The North Denver News reports
that big-thumbed Thomas Martel, of Bonnie Brae, Colorado, has had his thumbs surgically altered, thanks to a "revolutionary new surgical technique known as 'whittling,'" in order to make it easier for him to use his iPhone:
"This is really, on the edge sort of stuff," explains Dr. Robert Fox Spars, who worked on developing the procedure. "We're turning plastic surgery from something that people use in service of vanity, to a real tool for improving workplace efficiency." The procedure involved making a small incision into both thumbs and shaving down the bones, followed by careful muscular alteration and modification of the fingernails. While Martel's new thumbs now appear small and effeminate in comparison to his otherwise very large hands, he says he can still lift "pretty much anything I could lift before the surgery - though opening spaghetti sauce jars has been a problem. That was a big surprise."

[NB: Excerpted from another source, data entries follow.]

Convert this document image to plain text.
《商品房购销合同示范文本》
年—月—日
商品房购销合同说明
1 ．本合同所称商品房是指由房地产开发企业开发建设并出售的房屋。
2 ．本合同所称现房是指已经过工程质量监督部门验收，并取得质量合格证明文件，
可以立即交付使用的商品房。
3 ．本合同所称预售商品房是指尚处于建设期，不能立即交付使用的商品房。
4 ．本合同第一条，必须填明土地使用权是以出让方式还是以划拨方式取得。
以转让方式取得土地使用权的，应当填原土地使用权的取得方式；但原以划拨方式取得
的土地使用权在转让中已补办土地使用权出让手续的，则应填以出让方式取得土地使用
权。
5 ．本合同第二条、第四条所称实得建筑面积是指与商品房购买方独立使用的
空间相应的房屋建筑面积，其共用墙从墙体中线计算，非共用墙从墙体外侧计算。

The North Denver News does not appear to be a spoof newspaper, like The Onion, which would be the easiest explanation for this story, but I'm calling hoax on it anyway.

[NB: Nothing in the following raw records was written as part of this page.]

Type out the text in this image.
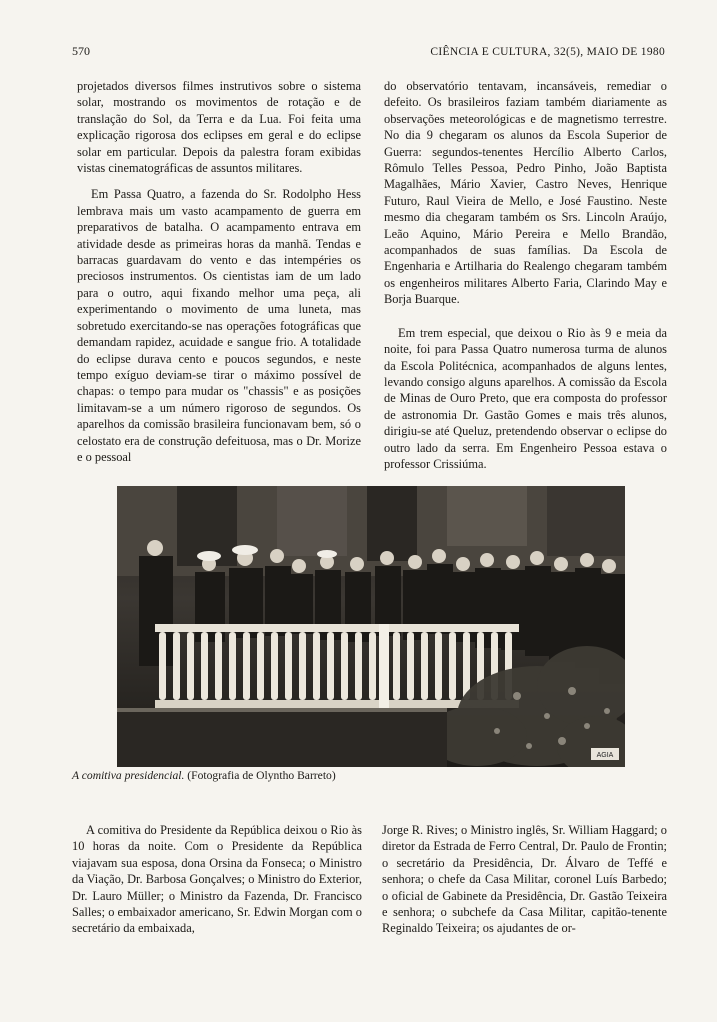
570	CIÊNCIA E CULTURA, 32(5), MAIO DE 1980

projetados diversos filmes instrutivos sobre o sistema solar, mostrando os movimentos de rotação e de translação do Sol, da Terra e da Lua. Foi feita uma explicação rigorosa dos eclipses em geral e do eclipse solar em particular. Depois da palestra foram exibidas vistas cinematográficas de assuntos militares.

Em Passa Quatro, a fazenda do Sr. Rodolpho Hess lembrava mais um vasto acampamento de guerra em preparativos de batalha. O acampamento entrava em atividade desde as primeiras horas da manhã. Tendas e barracas guardavam do vento e das intempéries os preciosos instrumentos. Os cientistas iam de um lado para o outro, aqui fixando melhor uma peça, ali experimentando o movimento de uma luneta, mas sobretudo exercitando-se nas operações fotográficas que demandam rapidez, acuidade e sangue frio. A totalidade do eclipse durava cento e poucos segundos, e neste tempo exíguo deviam-se tirar o máximo possível de chapas: o tempo para mudar os "chassis" e as posições limitavam-se a um número rigoroso de segundos. Os aparelhos da comissão brasileira funcionavam bem, só o celostato era de construção defeituosa, mas o Dr. Morize e o pessoal

do observatório tentavam, incansáveis, remediar o defeito. Os brasileiros faziam também diariamente as observações meteorológicas e de magnetismo terrestre. No dia 9 chegaram os alunos da Escola Superior de Guerra: segundos-tenentes Hercílio Alberto Carlos, Rômulo Telles Pessoa, Pedro Pinho, João Baptista Magalhães, Mário Xavier, Castro Neves, Henrique Futuro, Raul Vieira de Mello, e José Faustino. Neste mesmo dia chegaram também os Srs. Lincoln Araújo, Leão Aquino, Mário Pereira e Mello Brandão, acompanhados de suas famílias. Da Escola de Engenharia e Artilharia do Realengo chegaram também os engenheiros militares Alberto Faria, Clarindo May e Borja Buarque.

Em trem especial, que deixou o Rio às 9 e meia da noite, foi para Passa Quatro numerosa turma de alunos da Escola Politécnica, acompanhados de alguns lentes, levando consigo alguns aparelhos. A comissão da Escola de Minas de Ouro Preto, que era composta do professor de astronomia Dr. Gastão Gomes e mais três alunos, dirigiu-se até Queluz, pretendendo observar o eclipse do outro lado da serra. Em Engenheiro Pessoa estava o professor Crissiúma.

AGIA
A comitiva presidencial. (Fotografia de Olyntho Barreto)

A comitiva do Presidente da República deixou o Rio às 10 horas da noite. Com o Presidente da República viajavam sua esposa, dona Orsina da Fonseca; o Ministro da Viação, Dr. Barbosa Gonçalves; o Ministro do Exterior, Dr. Lauro Müller; o Ministro da Fazenda, Dr. Francisco Salles; o embaixador americano, Sr. Edwin Morgan com o secretário da embaixada,

Jorge R. Rives; o Ministro inglês, Sr. William Haggard; o diretor da Estrada de Ferro Central, Dr. Paulo de Frontin; o secretário da Presidência, Dr. Álvaro de Teffé e senhora; o chefe da Casa Militar, coronel Luís Barbedo; o oficial de Gabinete da Presidência, Dr. Gastão Teixeira e senhora; o subchefe da Casa Militar, capitão-tenente Reginaldo Teixeira; os ajudantes de or-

Who are these people: Thomas Martel and Dr. Robert Fox Spars? Except for references to them related to this story, I can't find any record of them in a search engine, or a directory listing. You would think that such a cutting-edge plastic surgeon would be listed somewhere. Nor can I find any other stories written by the author of the piece, "James Benfly."
Plus, the surgical procedure itself sounds absurd. I've heard of women having surgery to narrow their feet, to allow them to look better in high heels. But surgery to allow someone to use an iPhone more easily? I'm not buying it. My guess is that the North Denver News threw in a joke story to keep their readers entertained.

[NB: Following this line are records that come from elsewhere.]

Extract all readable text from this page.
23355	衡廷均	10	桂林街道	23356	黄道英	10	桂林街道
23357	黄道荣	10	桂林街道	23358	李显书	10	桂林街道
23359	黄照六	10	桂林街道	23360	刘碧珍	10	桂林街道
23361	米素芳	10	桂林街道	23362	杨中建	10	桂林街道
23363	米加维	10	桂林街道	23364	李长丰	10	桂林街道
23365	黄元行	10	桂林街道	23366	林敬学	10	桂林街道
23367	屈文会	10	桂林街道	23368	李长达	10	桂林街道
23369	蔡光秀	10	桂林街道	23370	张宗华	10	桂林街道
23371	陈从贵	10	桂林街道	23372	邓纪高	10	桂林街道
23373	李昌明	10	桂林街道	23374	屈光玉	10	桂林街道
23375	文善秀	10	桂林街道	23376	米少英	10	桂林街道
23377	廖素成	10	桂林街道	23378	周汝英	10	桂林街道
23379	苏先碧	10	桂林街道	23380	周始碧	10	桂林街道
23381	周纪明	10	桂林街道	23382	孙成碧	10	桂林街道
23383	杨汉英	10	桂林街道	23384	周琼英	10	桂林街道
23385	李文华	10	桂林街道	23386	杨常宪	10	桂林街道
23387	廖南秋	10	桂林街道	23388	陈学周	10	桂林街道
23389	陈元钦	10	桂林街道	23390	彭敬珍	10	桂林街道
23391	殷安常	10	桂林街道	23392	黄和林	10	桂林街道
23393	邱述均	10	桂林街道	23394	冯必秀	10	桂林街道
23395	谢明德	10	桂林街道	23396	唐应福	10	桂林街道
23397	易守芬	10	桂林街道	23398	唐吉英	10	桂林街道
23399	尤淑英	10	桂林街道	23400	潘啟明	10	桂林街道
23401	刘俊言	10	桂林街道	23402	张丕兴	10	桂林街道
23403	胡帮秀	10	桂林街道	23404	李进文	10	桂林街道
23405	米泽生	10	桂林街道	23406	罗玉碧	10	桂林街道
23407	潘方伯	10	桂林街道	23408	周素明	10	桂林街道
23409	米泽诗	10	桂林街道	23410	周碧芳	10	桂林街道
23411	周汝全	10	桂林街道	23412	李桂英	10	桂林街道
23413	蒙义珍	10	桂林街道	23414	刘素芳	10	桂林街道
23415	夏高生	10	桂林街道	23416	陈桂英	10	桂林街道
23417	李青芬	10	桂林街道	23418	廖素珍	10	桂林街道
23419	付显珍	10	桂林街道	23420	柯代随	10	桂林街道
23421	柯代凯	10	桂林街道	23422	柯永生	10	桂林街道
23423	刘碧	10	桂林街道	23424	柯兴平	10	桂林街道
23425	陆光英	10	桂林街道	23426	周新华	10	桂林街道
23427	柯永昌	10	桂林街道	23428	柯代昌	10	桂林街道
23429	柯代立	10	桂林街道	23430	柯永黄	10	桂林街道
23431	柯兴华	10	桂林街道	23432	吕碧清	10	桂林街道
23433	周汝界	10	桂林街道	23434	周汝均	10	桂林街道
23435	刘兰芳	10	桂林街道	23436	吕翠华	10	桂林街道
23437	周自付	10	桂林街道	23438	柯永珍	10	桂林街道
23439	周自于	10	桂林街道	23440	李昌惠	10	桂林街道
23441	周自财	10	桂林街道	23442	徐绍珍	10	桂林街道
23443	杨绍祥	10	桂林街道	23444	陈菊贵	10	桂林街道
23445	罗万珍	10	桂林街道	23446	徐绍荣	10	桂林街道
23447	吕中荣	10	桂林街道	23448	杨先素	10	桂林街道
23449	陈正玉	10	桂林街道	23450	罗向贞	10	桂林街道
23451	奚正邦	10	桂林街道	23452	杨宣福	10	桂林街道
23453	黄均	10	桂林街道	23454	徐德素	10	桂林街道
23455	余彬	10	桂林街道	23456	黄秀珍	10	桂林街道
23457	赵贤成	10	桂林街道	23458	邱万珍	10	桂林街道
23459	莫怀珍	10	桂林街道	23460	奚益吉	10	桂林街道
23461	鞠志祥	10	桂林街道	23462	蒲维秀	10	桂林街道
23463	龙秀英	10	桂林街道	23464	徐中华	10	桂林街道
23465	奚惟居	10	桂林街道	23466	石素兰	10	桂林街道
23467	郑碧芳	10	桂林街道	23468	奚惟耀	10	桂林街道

The North Denver News has admitted the story was a hoax
, and they list some of the points they were trying to make:
that U.S. society accepts plastic surgery and decorative deformation of the human body for vanity, but not other reasons (consider the Bonds steroid stories); that technology has become a new cult phenomena, in which items are praised or ridiculed based upon tribal allegiances instead of functionality and performance (and we are members of the Cult of the Mac- iPhone division); and we like to pretend that some of our writers have a sense of humor.
I've got to say (as I give myself a pat on the back) that I called this one pretty much exactly right. But it's amazing how many newspapers took this story totally at face value without questioning it at all.